Friday, January 30, 2015

Don't Drink And Drive This Weekend


The plain truth of the matter is: If you drive drunk...or alcohol-impaired, there's a high chance that
you will either end up killing yourself, someone else or both.

I saw a drunk driver, as many of you know, kill someone that I knew when I was nineteen years old
and living in Wisconsin. What you see on TV doesn't come close to what that experience was like
for me.

But what I experienced didn't come near what the victim went through.

So, this weekend and especially on Sunday, consider your options and the impact that you make
on the world, everyday...before you take that first drink.

Enjoy the game but don't be a fool. Otherwise, you may end Super Bowl Sunday as pieces of
meat, scattered across a highway, between burning flares. Think about it.
__________

[ "Football fans around Oregon are gearing up for this weekend's Super Bowl match-up on Sunday January 30, as our neighbor's to the north contend for top honors in the big event.

According to NHTSA, impaired drivers contribute to Super Bowl Sunday becoming one of the most dangerous days on the road. Nationwide, approximately 48 percent of traffic fatalities on Super Bowl Sunday involve a driver or motorcycle operator with a blood alcohol concentration (BAC) of .08 percent or higher. OSP, local sheriffs and police departments will be on the lookout for impaired drivers and encourage everyone to place the designation of a sober driver at the top of their Super Bowl game plan.

Before choosing to drink, choose a sober designated driver. If you're attending a Super Bowl party or watching the game at a sports bar or restaurant:

* Designate your sober driver before the party begins.
* Avoid drinking too much alcohol too fast. Pace yourself.
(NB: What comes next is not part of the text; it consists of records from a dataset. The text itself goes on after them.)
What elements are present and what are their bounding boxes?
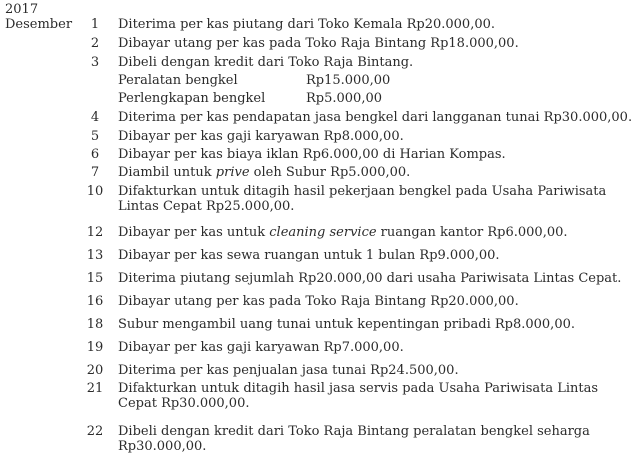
transaction-day: 5 bbox=[90, 129, 100, 144]
transaction-text: Difakturkan untuk ditagih hasil pekerjaan bengkel pada Usaha Pariwisata Lintas Cepat Rp25.000,00. bbox=[118, 184, 607, 214]
transaction-day: 20 bbox=[86, 363, 104, 378]
transaction-text-part: oleh Subur Rp5.000,00. bbox=[249, 165, 411, 180]
transaction-text: Dibayar per kas gaji karyawan Rp7.000,00. bbox=[118, 340, 404, 355]
transaction-day: 18 bbox=[86, 317, 104, 332]
transaction-text: Dibeli dengan kredit dari Toko Raja Bintang. bbox=[118, 55, 414, 70]
transaction-text: Diterima per kas pendapatan jasa bengkel dari langganan tunai Rp30.000,00. bbox=[118, 110, 633, 125]
transaction-day: 21 bbox=[86, 381, 104, 396]
transaction-text: Diterima piutang sejumlah Rp20.000,00 dari usaha Pariwisata Lintas Cepat. bbox=[118, 271, 622, 286]
transaction-day: 12 bbox=[86, 225, 104, 240]
year-label: 2017 bbox=[5, 2, 39, 17]
transaction-day: 7 bbox=[90, 165, 100, 180]
transaction-text-part: Diambil untuk bbox=[118, 165, 216, 180]
transaction-day: 6 bbox=[90, 147, 100, 162]
purchase-item-label: Peralatan bengkel bbox=[118, 73, 238, 88]
transaction-text: Dibeli dengan kredit dari Toko Raja Bintang peralatan bengkel seharga Rp30.000,00. bbox=[118, 424, 590, 454]
month-label: Desember bbox=[5, 17, 73, 32]
transaction-text: Dibayar utang per kas pada Toko Raja Bintang Rp18.000,00. bbox=[118, 36, 519, 51]
transaction-day: 16 bbox=[86, 294, 104, 309]
transaction-text: Dibayar per kas biaya iklan Rp6.000,00 di Harian Kompas. bbox=[118, 147, 506, 162]
transaction-day: 13 bbox=[86, 248, 104, 263]
transaction-day: 2 bbox=[90, 36, 100, 51]
transaction-day: 22 bbox=[86, 424, 104, 439]
transaction-text: Diterima per kas piutang dari Toko Kemala Rp20.000,00. bbox=[118, 17, 496, 32]
purchase-item-amount: Rp5.000,00 bbox=[306, 91, 383, 106]
purchase-item-amount: Rp15.000,00 bbox=[306, 73, 391, 88]
transaction-day: 4 bbox=[90, 110, 100, 125]
italic-term: cleaning service bbox=[269, 225, 377, 240]
transaction-text-part: Dibayar per kas untuk bbox=[118, 225, 270, 240]
italic-term: prive bbox=[215, 165, 250, 180]
transaction-text bbox=[118, 165, 636, 180]
transaction-text-part: ruangan kantor Rp6.000,00. bbox=[376, 225, 568, 240]
transaction-text: Dibayar per kas sewa ruangan untuk 1 bulan Rp9.000,00. bbox=[118, 248, 500, 263]
transaction-text: Diterima per kas penjualan jasa tunai Rp24.500,00. bbox=[118, 363, 459, 378]
transaction-text: Dibayar utang per kas pada Toko Raja Bintang Rp20.000,00. bbox=[118, 294, 519, 309]
transaction-day: 10 bbox=[86, 184, 104, 199]
purchase-item-label: Perlengkapan bengkel bbox=[118, 91, 266, 106]
transaction-text: Subur mengambil uang tunai untuk kepentingan pribadi Rp8.000,00. bbox=[118, 317, 575, 332]
transaction-text: Dibayar per kas gaji karyawan Rp8.000,00. bbox=[118, 129, 404, 144]
transaction-text: Difakturkan untuk ditagih hasil jasa servis pada Usaha Pariwisata Lintas Cepat Rp30.000,00. bbox=[118, 381, 599, 411]
transaction-day: 19 bbox=[86, 340, 104, 355]
transaction-day: 1 bbox=[90, 17, 100, 32]
transaction-day: 3 bbox=[90, 55, 100, 70]
transaction-text bbox=[118, 225, 636, 240]
transaction-day: 15 bbox=[86, 271, 104, 286]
Eat plenty of food, take breaks, and alternate with non-alcoholic drinks.
* Make sure your ride is sober before letting him/her drive you.
* If you don't have a designated driver, ask a sober friend for a ride home; call a cab, friend, or family member to come and get you; or if possible stay where you are for the night and don't drive until you are sober.
* Use your community's sober ride program.
* Never let a friend drive drunk. Arrange a safe way for them to get home.
* Always buckle up. It's still your best defense against other drunk drivers.

If you're hosting a Super Bowl party:

* Make sure all of your guests designate their sober drivers in advance, or help arrange ride-sharing with sober drivers.
* Serve plenty of food and non-alcoholic beverages at the party.
* If you plan to stay sober, offer to drive guests home.
* Encourage guests to pace themselves.
* Host your party like they do at the stadium. Stop serving alcohol at the end of the third quarter of the game. The fourth quarter is perfect for serving coffee and dessert.
* Keep the phone numbers of local cab companies on hand and take the keys away from anyone who is thinking of driving drunk.
* Remember, you can be held liable and prosecuted if someone you served ends up in a drunk-driving crash.

Support zero tolerance for impaired driving by reporting impaired drivers to 9-1-1 or OSP at 1-800-24DRUNK (1-800-243-7865).

OSP and ODOT understand that not everyone will be in front of a TV watching the game, so those traveling are urged to "Know Before You Go", monitoring media reports for weather forecasts and keeping up-to-date on road conditions at www.TripCheck.com.